The retro kitchen, for example, untouched since it was built nearly 55 years ago, is Shields’s inspiration: Its original appliances include a Modern Maid electric stovetop and Kitchen Aid dishwasher, as well as flat-front wood cabinets.
“Everyone said to me, ‘When are you going to knock out the kitchen?’” says Shields. “But I love it—to me, it’s one of the centerpieces of the Atomic Rancher. The former owner kept it up beautifully and changed almost nothing, which is what makes it so great.”
You could say that the home is also a reflection of Shields’s colorful, anything-goes boyhood in Parkville, where his parents enjoyed entertaining and his grandmother taught him the secrets of the kitchen.
“I remember helping my grandmother with pie dough,” says Shields, who is currently working on two new books about the Chesapeake Bay. “I would make sauerbraten with her and she would let me help her with the potato dumplings. . . . My mother had pretty much turned over the cooking to me by the age of seven!”
“My mother was larger than life,” he continues. “There were so many people in the house. When I was two or three, I remember all [my parents’] friends would be down in the basement and she would be playing the piano. They were singing and shouting, and I would be sitting on the steps because I was supposed to be asleep, and I would smell the whiskey and the cigarettes, and there would be a party and music. I just loved it.”
The home was also a place where relatives, friends, and even the occasional stranger moved in and out in constant rotation.
“At any given time, there could be eight to 10 people living there,” notes Shields, who has four siblings. “My mother collected people. She had a soft heart—any relative that was going to be put in a nursing home came and lived with us, such as one aging relative. You never knew what was going to happen with [that relative] because she was going for shock treatments. She would be doing pretty well and then you’d get her home, and she be running around the house without her clothes on.”
Gilligan feels that Shields’s eclectic upbringing shaped him profoundly.
“He’s a caregiver,” explains Gilligan. “He is nonjudgmental. He is friends with rich, poor, crazy, and sane people because of that early childhood exposure. It makes your life richer.”
After he graduated from Parkville High School in 1969, Shields packed his bags and drove to Cape Cod where he filled in for the sick prep chef at the Provincetown Inn. His first day was a disaster.
“They gave me a big bag of garlic to peel, and I had never seen garlic before,” says Shields. “I had a little paring knife, and I cut all my fingers with the knife, and before I knew it, I had a Band-Aid on every finger.” The chef reassigned him to pie-shell duty.
“It took me all day, but at the end of the day, I had 36 pie shells,” says Shields. He was proud of his accomplishment until he looked down and realized that all the Band-Aids were gone—he had accidentally baked them into the shells!
It was an inauspicious debut for what would be become an auspicious career as a chef.

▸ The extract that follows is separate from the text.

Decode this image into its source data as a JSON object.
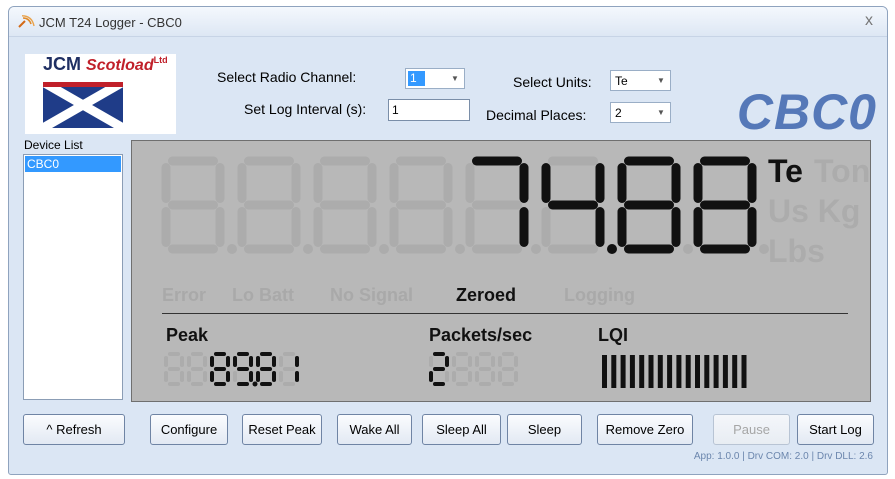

But while Shields loves cooking at the restaurant and trawling coastal regions for recipes, he maintains that there is truly no place like home.
“For me, a home is a place you can hang out and feel good and be surrounded by things that make you smile,” he says. “A home is not a formal thing. I didn’t grow up with that. I knew some people who grew up in a much more formal home. They weren’t allowed to go into the dining room. They weren’t allowed to go into the living room. I never wanted that. I wanted a place that was very comfortable and welcoming, and I’ve really found that here.”